What I would say is that there are nuances to investing. Not everything can be reduced to soundbites. Investing can be relatively simple but I would say in comparison to what? It is both easier and more difficult than it appears. Perhaps I will expand on that later. For now, I will say that emotional control is one aspect of investing that people don't think about enough.
For example, on Roth's point number 3, I would say buy good companies but don't overpay for them. If expectations are too high, even a good company can be a poor investment. Hence my multiple posts about my "Four Horsemen of Underperformance." I bought four great companies from the 1990's at "bargain" prices in the early 2000's but in retrospect still paid too much for them. They were AIG, GE, Microsoft, and Pfizer. Microsoft has turned around and I have replaced it with Ford in my "anti-index". Ford was extremely cheap but I fear it might just be a value trap. Roth makes a good point about Value but even experts can't always tell the difference between a good company with temporary problems and a Value trap. Even Warren Buffett has his clunkers.
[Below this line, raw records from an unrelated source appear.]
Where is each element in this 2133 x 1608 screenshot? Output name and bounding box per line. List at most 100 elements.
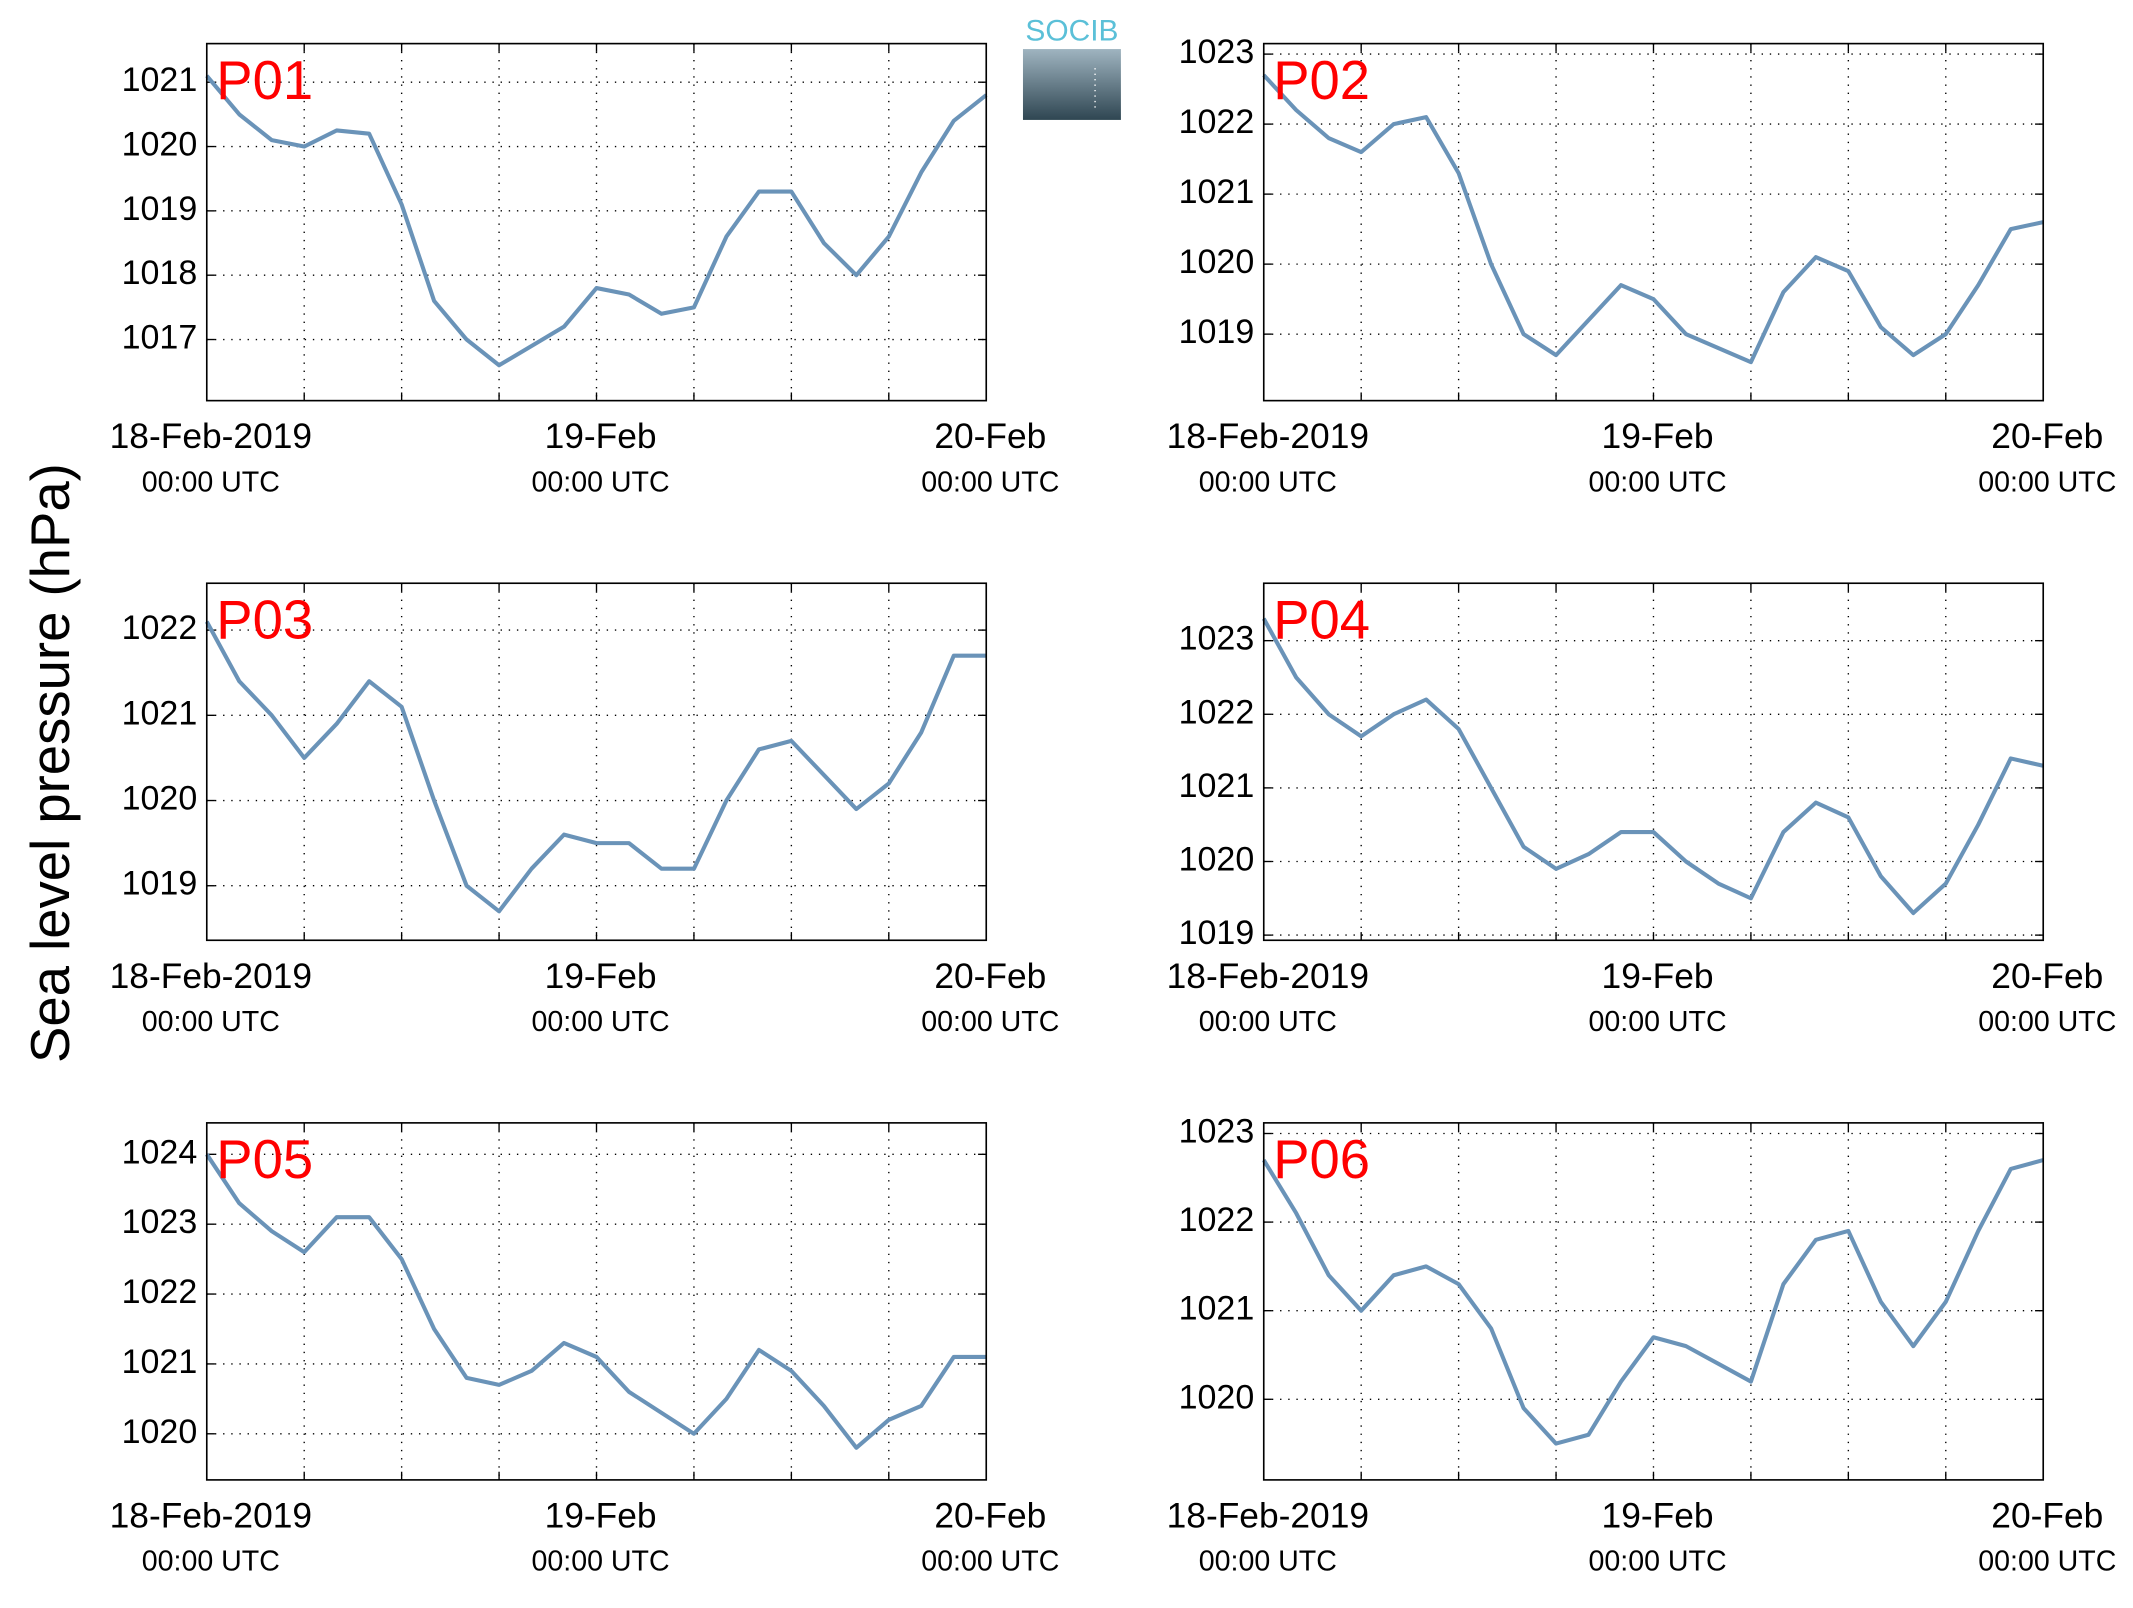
subplot: 1020 1021 1022 1023 18-Feb-2019 00:00 UTC 19-F…: [1167, 1112, 2117, 1577]
x-tick-sublabel: 00:00 UTC: [1199, 1006, 1337, 1038]
plot-frame: [205, 1122, 988, 1481]
logo: SOCIB: [1022, 15, 1121, 120]
subplot: 1020 1021 1022 1023 1024 18-Feb-2019 00:00 UTC…: [110, 1122, 1059, 1578]
logo-box: [1022, 49, 1121, 120]
plot-frame: [1262, 1122, 2045, 1481]
subplot-title: P01: [216, 50, 313, 111]
y-tick-label: 1020: [122, 1413, 198, 1451]
plot-frame: [1262, 582, 2045, 942]
x-tick-label: 20-Feb: [934, 1496, 1046, 1535]
y-tick-label: 1020: [122, 779, 198, 817]
x-tick-label: 20-Feb: [934, 417, 1046, 456]
plot-area: [206, 43, 987, 401]
y-tick-label: 1019: [1179, 914, 1255, 952]
y-tick-label: 1022: [122, 609, 198, 647]
x-tick-sublabel: 00:00 UTC: [142, 1546, 280, 1578]
y-tick-label: 1021: [1179, 1290, 1255, 1328]
x-tick-label: 20-Feb: [1991, 1496, 2103, 1535]
x-tick-label: 20-Feb: [934, 957, 1046, 996]
y-tick-label: 1022: [122, 1273, 198, 1311]
y-tick-label: 1021: [122, 1343, 198, 1381]
logo-text: SOCIB: [1025, 15, 1118, 48]
x-tick-label: 19-Feb: [1602, 957, 1714, 996]
x-tick-sublabel: 00:00 UTC: [1978, 1546, 2116, 1578]
y-tick-label: 1018: [122, 254, 198, 292]
plot-frame: [205, 42, 988, 402]
x-tick-label: 19-Feb: [545, 417, 657, 456]
x-tick-sublabel: 00:00 UTC: [1199, 466, 1337, 498]
y-tick-label: 1020: [122, 126, 198, 164]
x-tick-sublabel: 00:00 UTC: [532, 466, 670, 498]
y-tick-label: 1023: [122, 1203, 198, 1241]
subplot: 1019 1020 1021 1022 18-Feb-2019 00:00 UTC 19-F…: [110, 582, 1059, 1038]
x-tick-label: 18-Feb-2019: [110, 957, 312, 996]
subplot-title: P02: [1273, 50, 1370, 111]
y-tick-label: 1022: [1179, 693, 1255, 731]
x-tick-sublabel: 00:00 UTC: [532, 1006, 670, 1038]
subplot: 1019 1020 1021 1022 1023 18-Feb-2019 00:00 UTC…: [1167, 33, 2117, 498]
y-tick-label: 1020: [1179, 1378, 1255, 1416]
y-tick-label: 1019: [122, 190, 198, 228]
plot-area: [206, 583, 987, 941]
y-tick-label: 1021: [1179, 173, 1255, 211]
x-tick-sublabel: 00:00 UTC: [921, 1546, 1059, 1578]
x-tick-sublabel: 00:00 UTC: [142, 1006, 280, 1038]
y-tick-label: 1021: [122, 61, 198, 99]
x-tick-sublabel: 00:00 UTC: [921, 466, 1059, 498]
x-tick-sublabel: 00:00 UTC: [1199, 1546, 1337, 1578]
y-tick-label: 1024: [122, 1133, 198, 1171]
x-tick-sublabel: 00:00 UTC: [1589, 466, 1727, 498]
subplot: 1017 1018 1019 1020 1021 18-Feb-2019 00:00 UTC…: [110, 42, 1059, 498]
y-tick-label: 1019: [122, 865, 198, 903]
plot-area: [1263, 1122, 2044, 1480]
plot-frame: [205, 582, 988, 942]
data-line: [1262, 1158, 2044, 1446]
x-tick-label: 18-Feb-2019: [1167, 957, 1369, 996]
y-tick-label: 1019: [1179, 313, 1255, 351]
y-axis-label: Sea level pressure (hPa): [20, 463, 81, 1063]
x-tick-sublabel: 00:00 UTC: [142, 466, 280, 498]
y-tick-label: 1022: [1179, 1201, 1255, 1239]
y-tick-label: 1023: [1179, 1112, 1255, 1150]
y-tick-label: 1017: [122, 318, 198, 356]
data-line: [1261, 617, 2044, 916]
data-line: [204, 620, 987, 914]
x-tick-label: 20-Feb: [1991, 417, 2103, 456]
y-tick-label: 1023: [1179, 33, 1255, 71]
x-tick-sublabel: 00:00 UTC: [1978, 466, 2116, 498]
plot-area: [1263, 43, 2044, 401]
x-tick-label: 19-Feb: [1602, 417, 1714, 456]
y-tick-label: 1023: [1179, 620, 1255, 658]
data-line: [205, 1153, 987, 1450]
x-tick-label: 18-Feb-2019: [110, 1496, 312, 1535]
x-tick-label: 19-Feb: [545, 1496, 657, 1535]
subplot-title: P06: [1273, 1129, 1370, 1190]
x-tick-sublabel: 00:00 UTC: [921, 1006, 1059, 1038]
x-tick-label: 19-Feb: [1602, 1496, 1714, 1535]
x-tick-label: 19-Feb: [545, 957, 657, 996]
plot-frame: [1262, 42, 2045, 402]
data-line: [205, 74, 988, 368]
y-tick-label: 1022: [1179, 103, 1255, 141]
x-tick-sublabel: 00:00 UTC: [1978, 1006, 2116, 1038]
subplot-title: P05: [216, 1129, 313, 1190]
subplot-title: P03: [216, 589, 313, 650]
x-tick-label: 18-Feb-2019: [110, 417, 312, 456]
y-tick-label: 1021: [1179, 767, 1255, 805]
data-line: [1262, 73, 2044, 365]
subplot-title: P04: [1273, 589, 1370, 650]
plot-area: [1263, 583, 2044, 941]
x-tick-label: 18-Feb-2019: [1167, 1496, 1369, 1535]
x-tick-label: 18-Feb-2019: [1167, 417, 1369, 456]
x-tick-label: 20-Feb: [1991, 957, 2103, 996]
plot-area: [206, 1122, 987, 1480]
y-tick-label: 1020: [1179, 243, 1255, 281]
y-tick-label: 1020: [1179, 840, 1255, 878]
x-tick-sublabel: 00:00 UTC: [1589, 1546, 1727, 1578]
y-tick-label: 1021: [122, 694, 198, 732]
x-tick-sublabel: 00:00 UTC: [1589, 1006, 1727, 1038]
subplot: 1019 1020 1021 1022 1023 18-Feb-2019 00:00 UTC…: [1167, 582, 2116, 1038]
x-tick-sublabel: 00:00 UTC: [532, 1546, 670, 1578]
On item number 4, Blue Chip dividend paying stocks are relatively safe, that is if you don't overpay for them. I would also say that even a portfolio of Blue Chip Stocks needs a bit of maintenance. Bad things can happen to good companies. You need to check to see that future prospects continue to be bright. Eastman Kodak is a good example, once photography went to digital, Eastman Kodak no longer had a competitive advantage, all kinds of companies were making good digital cameras. As Morningstar would say, look for companies that have a moat.
On point number 7, I agree that we cannot assume that the future will be like the past. But on the other hand, while history doesn't repeat itself exactly, it does tend to rhyme. The past is all we have when looking for financial data. Back testing is not useless but we have to realize its limitations. The past can give us a fairly good idea of what might happen in the future but the crystal ball is cloudy.
A fool and his money are good for business.